No encontro de ontem, no entanto, os vereadores autorizaram a Prefeitura a contratar o empréstimo de R$ 50 milhões para construir a ponte ligando os bairros Realengo e Maria Peçanha, com a transposição do rio Itapecerica, e seus acessos. O objetivo principal é melhorar as vias das regiões ao Hospital Regional, previsto para ser entregue no segundo semestre do próximo ano. Alguns vereadores chegaram a apresentar ressalvas quanto ao valor, porém ressaltaram o princípio da boa-fé em relação ao Executivo e a importância da obra para a população. 

Câmara e Senado

O Congresso deve entrar em recesso parlamentar até hoje. Uma série de votações têm sido realizadas para aprovar o corte de gastos proposto pelo Ministério da Fazenda. A economia prevista é de R$ 70 bilhões para os próximos dois anos. Ao todo, são três textos em análise. 

Os deputados aprovaram, na quarta-feira, a Lei de Diretrizes Orçamentárias de 2025, com meta fiscal de déficit zero — mas com margem de tolerância de R$ 30,9 bilhões. 

Ao Agora, o senador Cleitinho Azevedo (Republicanos) falou que a expectativa é de novas votações nesta sexta-feira para encerrar os trabalhos no Plenário do Senado. Os parlamentares aguardam a aprovação, primeiro, pelos deputados federais. 

— A Câmara aprovando os cortes de gastos, vem para o Senado, a gente aprova a LOA e fica resolvido — ressaltou. 

Já o deputado federal Domingos Sávio (PL) disse que a Casa Legislativa teve algumas vitórias importantes neste fim de ano em relação a alguns projetos polêmicos. Ele se refere primeiro à inclusão nas cestas básicas das carnes e queijos com alíquota zero. 

— Foi uma luta da nossa bancada do PL e, com essa conquista, além de proporcionar uma alimentação mais saudável e acessível, fomentamos também o trabalho do produtor rural, que terá uma competitividade mais justa no mercado. Outra vitória veio ontem, quando votamos o fim do DPVAT. O governador Zema já havia dito que em Minas não voltaria essa cobrança, mas a Câmara Federal deu seu recado na noite desta quarta feira — frisou.  
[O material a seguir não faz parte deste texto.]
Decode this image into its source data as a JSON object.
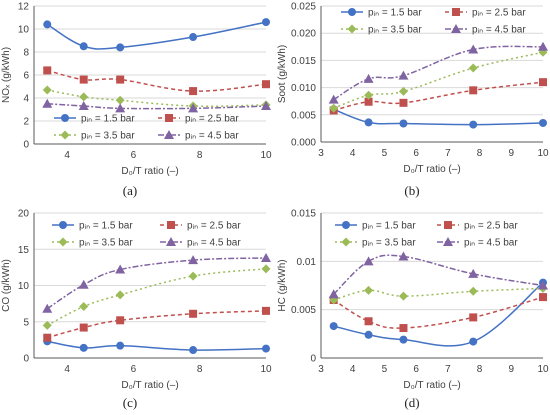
{
  "figure": {
    "panel_letters": [
      "(a)",
      "(b)",
      "(c)",
      "(d)"
    ]
  },
  "colors": {
    "p15": "#4472C4",
    "p25": "#C0504D",
    "p35": "#9BBB59",
    "p45": "#8064A2",
    "grid": "#D9D9D9",
    "axis": "#595959",
    "text": "#404040"
  },
  "chart_data": [
    {
      "id": "a",
      "type": "line",
      "xlabel": "D₀/T ratio (–)",
      "ylabel": "NOₓ (g/kWh)",
      "xlim": [
        3,
        10
      ],
      "ylim": [
        0,
        12
      ],
      "xticks": [
        4,
        6,
        8,
        10
      ],
      "yticks": [
        0,
        2,
        4,
        6,
        8,
        10,
        12
      ],
      "ytick_labels": [
        "0",
        "2",
        "4",
        "6",
        "8",
        "10",
        "12"
      ],
      "x": [
        3.4,
        4.5,
        5.6,
        7.8,
        10
      ],
      "legend_position": "bottom-left",
      "series": [
        {
          "name": "pᵢₙ = 1.5 bar",
          "key": "p15",
          "marker": "circle",
          "values": [
            10.4,
            8.5,
            8.4,
            9.3,
            10.6
          ]
        },
        {
          "name": "pᵢₙ = 2.5 bar",
          "key": "p25",
          "marker": "square",
          "values": [
            6.4,
            5.6,
            5.6,
            4.6,
            5.2
          ]
        },
        {
          "name": "pᵢₙ = 3.5 bar",
          "key": "p35",
          "marker": "diamond",
          "values": [
            4.7,
            4.1,
            3.8,
            3.3,
            3.4
          ]
        },
        {
          "name": "pᵢₙ = 4.5 bar",
          "key": "p45",
          "marker": "triangle",
          "values": [
            3.5,
            3.3,
            3.1,
            3.1,
            3.3
          ]
        }
      ]
    },
    {
      "id": "b",
      "type": "line",
      "xlabel": "D₀/T ratio (–)",
      "ylabel": "Soot (g/kWh)",
      "xlim": [
        3,
        10
      ],
      "ylim": [
        0,
        0.025
      ],
      "xticks": [
        3,
        4,
        5,
        6,
        7,
        8,
        9,
        10
      ],
      "yticks": [
        0,
        0.005,
        0.01,
        0.015,
        0.02,
        0.025
      ],
      "ytick_labels": [
        "0.000",
        "0.005",
        "0.010",
        "0.015",
        "0.020",
        "0.025"
      ],
      "x": [
        3.4,
        4.5,
        5.6,
        7.8,
        10
      ],
      "legend_position": "top-left",
      "series": [
        {
          "name": "pᵢₙ = 1.5 bar",
          "key": "p15",
          "marker": "circle",
          "values": [
            0.006,
            0.0036,
            0.0034,
            0.0032,
            0.0035
          ]
        },
        {
          "name": "pᵢₙ = 2.5 bar",
          "key": "p25",
          "marker": "square",
          "values": [
            0.0058,
            0.0074,
            0.0072,
            0.0095,
            0.011
          ]
        },
        {
          "name": "pᵢₙ = 3.5 bar",
          "key": "p35",
          "marker": "diamond",
          "values": [
            0.0062,
            0.0086,
            0.0093,
            0.0136,
            0.0165
          ]
        },
        {
          "name": "pᵢₙ = 4.5 bar",
          "key": "p45",
          "marker": "triangle",
          "values": [
            0.0078,
            0.0116,
            0.0122,
            0.017,
            0.0175
          ]
        }
      ]
    },
    {
      "id": "c",
      "type": "line",
      "xlabel": "D₀/T ratio (–)",
      "ylabel": "CO  (g/kWh)",
      "xlim": [
        3,
        10
      ],
      "ylim": [
        0,
        20
      ],
      "xticks": [
        4,
        6,
        8,
        10
      ],
      "yticks": [
        0,
        5,
        10,
        15,
        20
      ],
      "ytick_labels": [
        "0",
        "5",
        "10",
        "15",
        "20"
      ],
      "x": [
        3.4,
        4.5,
        5.6,
        7.8,
        10
      ],
      "legend_position": "top",
      "series": [
        {
          "name": "pᵢₙ = 1.5 bar",
          "key": "p15",
          "marker": "circle",
          "values": [
            2.3,
            1.4,
            1.7,
            1.1,
            1.3
          ]
        },
        {
          "name": "pᵢₙ = 2.5 bar",
          "key": "p25",
          "marker": "square",
          "values": [
            2.8,
            4.2,
            5.2,
            6.1,
            6.5
          ]
        },
        {
          "name": "pᵢₙ = 3.5 bar",
          "key": "p35",
          "marker": "diamond",
          "values": [
            4.5,
            7.1,
            8.7,
            11.3,
            12.3
          ]
        },
        {
          "name": "pᵢₙ = 4.5 bar",
          "key": "p45",
          "marker": "triangle",
          "values": [
            6.8,
            10.1,
            12.2,
            13.5,
            13.8
          ]
        }
      ]
    },
    {
      "id": "d",
      "type": "line",
      "xlabel": "D₀/T ratio (–)",
      "ylabel": "HC  (g/kWh)",
      "xlim": [
        3,
        10
      ],
      "ylim": [
        0,
        0.015
      ],
      "xticks": [
        3,
        4,
        5,
        6,
        7,
        8,
        9,
        10
      ],
      "yticks": [
        0,
        0.005,
        0.01,
        0.015
      ],
      "ytick_labels": [
        "0",
        "0.005",
        "0.01",
        "0.015"
      ],
      "x": [
        3.4,
        4.5,
        5.6,
        7.8,
        10
      ],
      "legend_position": "top",
      "series": [
        {
          "name": "pᵢₙ = 1.5 bar",
          "key": "p15",
          "marker": "circle",
          "values": [
            0.0033,
            0.0024,
            0.0019,
            0.0017,
            0.0078
          ]
        },
        {
          "name": "pᵢₙ = 2.5 bar",
          "key": "p25",
          "marker": "square",
          "values": [
            0.006,
            0.0038,
            0.0031,
            0.0042,
            0.0063
          ]
        },
        {
          "name": "pᵢₙ = 3.5 bar",
          "key": "p35",
          "marker": "diamond",
          "values": [
            0.006,
            0.007,
            0.0064,
            0.0069,
            0.0072
          ]
        },
        {
          "name": "pᵢₙ = 4.5 bar",
          "key": "p45",
          "marker": "triangle",
          "values": [
            0.0066,
            0.01,
            0.0105,
            0.0087,
            0.0075
          ]
        }
      ]
    }
  ]
}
No entanto, disse se preocupar bastante com o projeto enviado pelo Governo Lula de pacote fiscal. Diz ser a favor uma reforma onde se corta na própria carne, como os gastos desnecessários nas três esferas e penduricalhos. Mas o projeto, na sua visão,  barra a progressão do salário mínimo e, pior: corta investimentos na Saúde, especialmente no Benefício de Prestação Continuada (BPC), que auxilia portadores de necessidades especiais e que não possuem renda condizente com as necessidades. — As mudanças no BPC são tão absurdas que até deputados e senadores da base do governo estão criticando o projeto —revelou.
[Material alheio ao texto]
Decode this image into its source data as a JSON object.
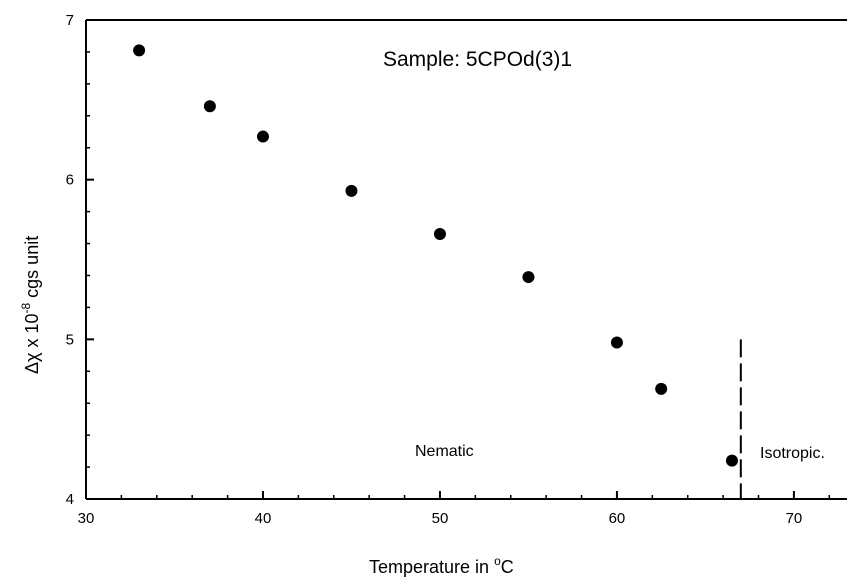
{
  "chart_data": {
    "type": "scatter",
    "title": "Sample: 5CPOd(3)1",
    "xlabel_main": "Temperature in ",
    "xlabel_sup": "o",
    "xlabel_tail": "C",
    "ylabel_main": "Δχ x 10",
    "ylabel_sup": "-8",
    "ylabel_tail": " cgs unit",
    "xlim": [
      30,
      73
    ],
    "ylim": [
      4,
      7
    ],
    "x_ticks": [
      30,
      40,
      50,
      60,
      70
    ],
    "x_tick_labels": [
      "30",
      "40",
      "50",
      "60",
      "70"
    ],
    "y_ticks": [
      4,
      5,
      6,
      7
    ],
    "y_tick_labels": [
      "4",
      "5",
      "6",
      "7"
    ],
    "grid": false,
    "transition_x": 67,
    "transition_y_top": 5.0,
    "annotations": {
      "nematic": "Nematic",
      "isotropic": "Isotropic."
    },
    "x": [
      33,
      37,
      40,
      45,
      50,
      55,
      60,
      62.5,
      66.5
    ],
    "y": [
      6.81,
      6.46,
      6.27,
      5.93,
      5.66,
      5.39,
      4.98,
      4.69,
      4.24
    ],
    "marker_color": "#000000"
  }
}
Domingos afirma que é preciso ter muita atenção a esse pacote fiscal para que não atinja os mais pobres. 

— Sobre a LOA, sou o relator da receita, o nosso relatório já foi entregue. Tenho a expectativa de que, apesar da falta de competência e articulação do governo, consigamos discutir e votá-la ainda neste ano — completa.

ALMG

Os deputados estaduais aprovaram, na quarta-feira, o orçamento para 2025, com R$ 8,5 bilhões de déficit. A previsão de receita é de R$ 128,9 bilhões, com a despesa na casa de R$ 137,5 bi. 
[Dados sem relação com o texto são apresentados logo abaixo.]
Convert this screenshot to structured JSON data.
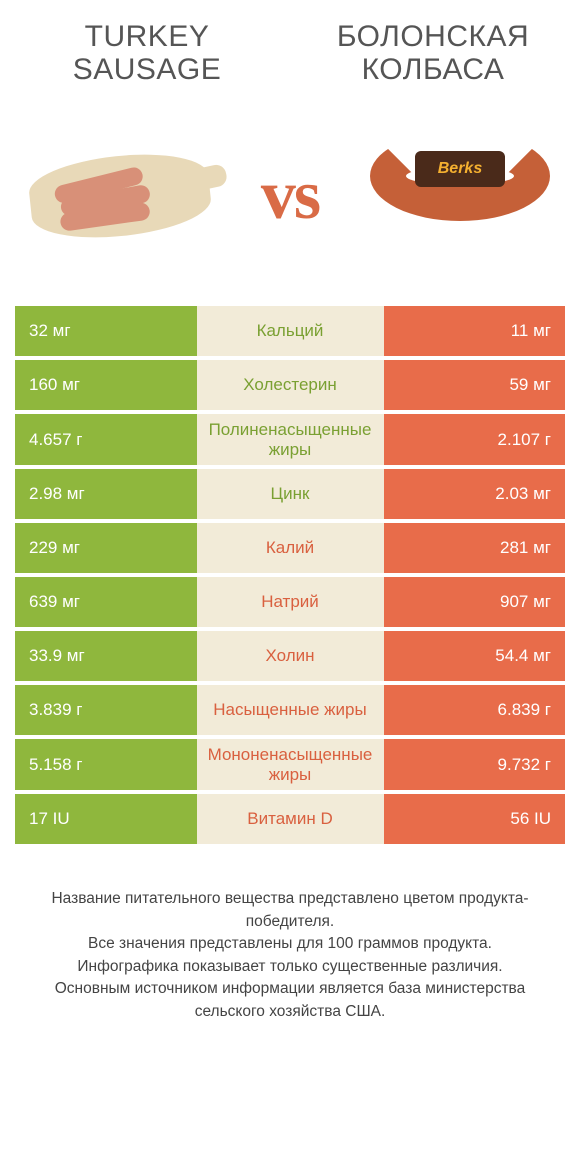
{
  "colors": {
    "green": "#8fb73d",
    "orange": "#e86c4a",
    "mid_bg": "#f2ebd8",
    "text_green": "#7aa032",
    "text_orange": "#d9603f"
  },
  "left_title": "TURKEY SAUSAGE",
  "right_title": "БОЛОНСКАЯ КОЛБАСА",
  "vs": "vs",
  "rows": [
    {
      "label": "Кальций",
      "left": "32 мг",
      "right": "11 мг",
      "winner": "left"
    },
    {
      "label": "Холестерин",
      "left": "160 мг",
      "right": "59 мг",
      "winner": "left"
    },
    {
      "label": "Полиненасыщенные жиры",
      "left": "4.657 г",
      "right": "2.107 г",
      "winner": "left"
    },
    {
      "label": "Цинк",
      "left": "2.98 мг",
      "right": "2.03 мг",
      "winner": "left"
    },
    {
      "label": "Калий",
      "left": "229 мг",
      "right": "281 мг",
      "winner": "right"
    },
    {
      "label": "Натрий",
      "left": "639 мг",
      "right": "907 мг",
      "winner": "right"
    },
    {
      "label": "Холин",
      "left": "33.9 мг",
      "right": "54.4 мг",
      "winner": "right"
    },
    {
      "label": "Насыщенные жиры",
      "left": "3.839 г",
      "right": "6.839 г",
      "winner": "right"
    },
    {
      "label": "Мононенасыщенные жиры",
      "left": "5.158 г",
      "right": "9.732 г",
      "winner": "right"
    },
    {
      "label": "Витамин D",
      "left": "17 IU",
      "right": "56 IU",
      "winner": "right"
    }
  ],
  "footer": [
    "Название питательного вещества представлено цветом продукта-победителя.",
    "Все значения представлены для 100 граммов продукта.",
    "Инфографика показывает только существенные различия.",
    "Основным источником информации является база министерства сельского хозяйства США."
  ],
  "ring_brand": "Berks"
}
— As receitas mais uma vez são puxadas pela arrecadação tributária, de R$ 111,9 bilhões, um aumento de 8,6% em 2025. O ICMS é a maior fonte de arrecadação, estimada em R$ 84,6 bilhões — detalhou a ALMG. 

Apenas os gastos com pessoal e encargos sociais somam R$ 74,1 bilhões.

A continuidade do pagamento da dívida com a União, estimada em R$ 170 bilhões, também consta no documento. 

— Também está previsto o aumento de R$ 1,1 bilhão na despesa com o pagamento de juros e amortizações da dívida pública em 2025. Os números utilizados na elaboração da LOA levam em consideração a adesão do Estado ao Regime de Recuperação Fiscal (RRF), com a retomada parcial do pagamento da dívida com a União e a possível migração para o Programa de Pleno Pagamento de Dívidas dos Estados (Propag) — ressalta a Assembleia. 

Apesar do limite de 50% estabelecido pela Lei de Responsabilidade Fiscal (LRF), o Estado ainda gastará 51,05% com a despesa de pessoal.

— As despesas com pessoal do Judiciário, de 6,4%, também ultrapassam o limite de 6% definido na LRF. Dessa forma, a despesa total com pessoal equivale a 61,6% da RCL para o exercício, acima do limite de 60% — acrescenta.